Он один был революционером подлинным и прирожденным – он один пытался плыть и тащить «кучку» к новым берегам, неведомым, русским, в то время как остальные, сами не сознавая того, уже давно плыли по европейскому озеру навстречу музыкальной академии. Он один был гением силы и мощи, тогда как другие если и были гениями, то скорее в области «вкусного и пряного, пикантного». Он был из них самым русским со всеми недостатками и достоинствами этого звания. Ему одному был знаком таинственный голос хаоса, столь свойственный русской душе и, как это ни странно, в музыке, в самом стихийном из искусств, так мало отразившийся).
Мусоргский и Чайковский, при жизни два врага и антагониста, взаимно напоминавшие друг друга до конца, они только были причастны голосу хаоса, стихийному лику музыки, а остальные были людьми рассудка, эстетики и музыкального эпикурейства, их новаторство шло от пресыщения, от утончения, а не от внутреннего напора, грозившего разрывом материальных оболочек. Они два и остались только таковыми, ибо и Скрябин со своими «экстазами» – скорее «наркоман», чем одержимый хаосом, и в его творчестве невероятно силен конструктивно-рассудочный элемент. Мусоргский и Чайковский совершенно лишены «конструктивности», лишены почти начисто участия рассудочного элемента в композиции. Мусоргский был одержим звуковыми видениями, как медиум, который сам не знает, откуда это ему. И оттого попытки композиции в тесном смысле слова, попытки построить из трансцендентальных элементов вдохновения некую архитектуру у него бывали обречены на неудачу (а у Чайковского – на академический формализм). То, что он успевал написать как иррациональное видение, выходило гениально, а работа не удавалась, не потому только, что у него «не было техники», а потому, что ее и быть не могло. У Чайковского была работа, но толку от нее было тоже мало, и что в нем осталось велико и ценно – это то, что было подслушано у хаоса. Только эти двое и были по-настоящему национальными русскими композиторами, то есть отразившими характернейшее в русской психологии.

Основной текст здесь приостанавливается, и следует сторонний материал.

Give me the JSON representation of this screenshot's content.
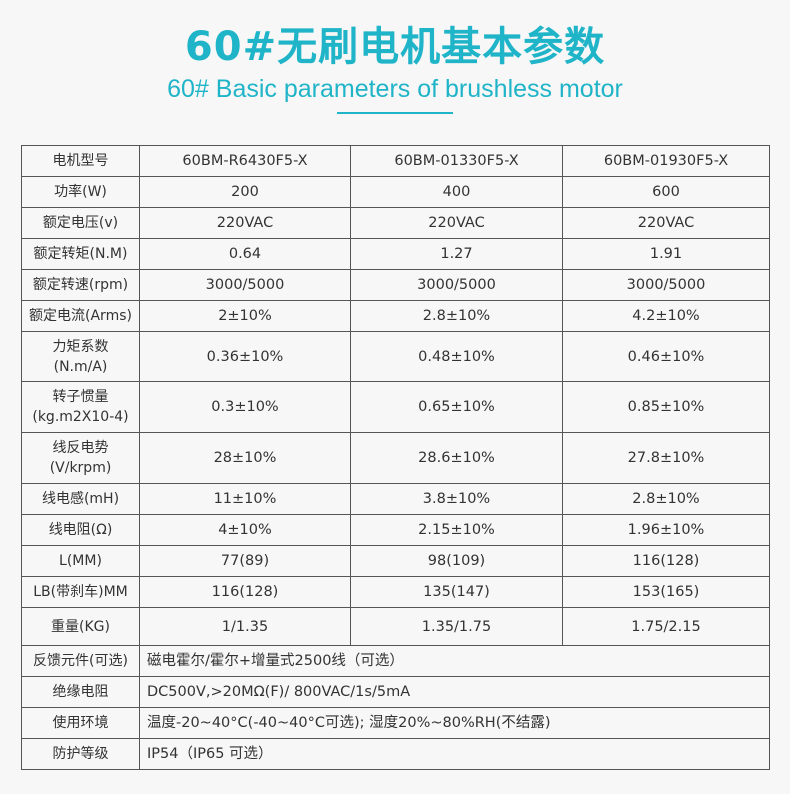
{
  "header": {
    "title_cn": "60#无刷电机基本参数",
    "title_en": "60# Basic parameters of brushless motor"
  },
  "table": {
    "rows": [
      {
        "label": "电机型号",
        "values": [
          "60BM-R6430F5-X",
          "60BM-01330F5-X",
          "60BM-01930F5-X"
        ]
      },
      {
        "label": "功率(W)",
        "values": [
          "200",
          "400",
          "600"
        ]
      },
      {
        "label": "额定电压(v)",
        "values": [
          "220VAC",
          "220VAC",
          "220VAC"
        ]
      },
      {
        "label": "额定转矩(N.M)",
        "values": [
          "0.64",
          "1.27",
          "1.91"
        ]
      },
      {
        "label": "额定转速(rpm)",
        "values": [
          "3000/5000",
          "3000/5000",
          "3000/5000"
        ]
      },
      {
        "label": "额定电流(Arms)",
        "values": [
          "2±10%",
          "2.8±10%",
          "4.2±10%"
        ]
      },
      {
        "label": "力矩系数",
        "label2": "(N.m/A)",
        "values": [
          "0.36±10%",
          "0.48±10%",
          "0.46±10%"
        ]
      },
      {
        "label": "转子惯量",
        "label2": "(kg.m2X10-4)",
        "values": [
          "0.3±10%",
          "0.65±10%",
          "0.85±10%"
        ]
      },
      {
        "label": "线反电势",
        "label2": "(V/krpm)",
        "values": [
          "28±10%",
          "28.6±10%",
          "27.8±10%"
        ]
      },
      {
        "label": "线电感(mH)",
        "values": [
          "11±10%",
          "3.8±10%",
          "2.8±10%"
        ]
      },
      {
        "label": "线电阻(Ω)",
        "values": [
          "4±10%",
          "2.15±10%",
          "1.96±10%"
        ]
      },
      {
        "label": "L(MM)",
        "values": [
          "77(89)",
          "98(109)",
          "116(128)"
        ]
      },
      {
        "label": "LB(带刹车)MM",
        "values": [
          "116(128)",
          "135(147)",
          "153(165)"
        ]
      },
      {
        "label": "重量(KG)",
        "values": [
          "1/1.35",
          "1.35/1.75",
          "1.75/2.15"
        ]
      }
    ],
    "wide_rows": [
      {
        "label": "反馈元件(可选)",
        "value": "磁电霍尔/霍尔+增量式2500线（可选）"
      },
      {
        "label": "绝缘电阻",
        "value": "DC500V,>20MΩ(F)/ 800VAC/1s/5mA"
      },
      {
        "label": "使用环境",
        "value": "温度-20~40°C(-40~40°C可选); 湿度20%~80%RH(不结露)"
      },
      {
        "label": "防护等级",
        "value": "IP54（IP65 可选）"
      }
    ]
  }
}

Литературные аналогии, как и всяческие аналогии, – метод рискованный и не очень серьезный, однако к нему позволительно прибегать для целей общепонятности. В частности, музыка должна быть в известной степени аналогична литературе и музыкальные явления – литературным, потому что обе отражают «душевный контур» своего времени. Музыка, в частности, отражает преимущественно «эмоциональный профиль». Много писали и говорили об этих аналогиях, но далеко не все из них обоснованы.
Почти совсем верно то, что Скрябин есть музыкальный Бальмонт (порожден теми же силами и теми же контурами), но банальное уподобление Чайковского Чехову мало обосновано, ибо подлинным аналогом Чайковскому будет во всяком случае Тургенев;
Пушкина с грехом пополам «отображает» Глинка (за неимением лучшего приходится довольствоваться этим аналогом). Что касается до Мусоргского – то его литературные аналогии сбивчивы. Порожденный спутанными идеологиями народничества и (одновременно!) славянофильства, поклонник первобытной натуралистической эстетики («музыка – язык для общения людей»; музыка должна что-то изображать), которой он, к счастью, не придерживался строго в своих сочинениях, он в своем художественном реализме безусловно имеет нечто общее с Некрасовым, но ему почти совершенно чужд «общественный» момент. Мусоргский – сатирик и бытовик, но его сатира чужда политических побуждений. Он, подобно Лескову и еще более (хотя в иной исторической сфере) Горькому. – поклонник и искатель красочных, ярких «жизненных типов», но он ни в какой мере не агитатор, и ему одинаково дороги в своей красочности и карикатурности «семинарист», и царь Борис, и Досифей, и юродивый.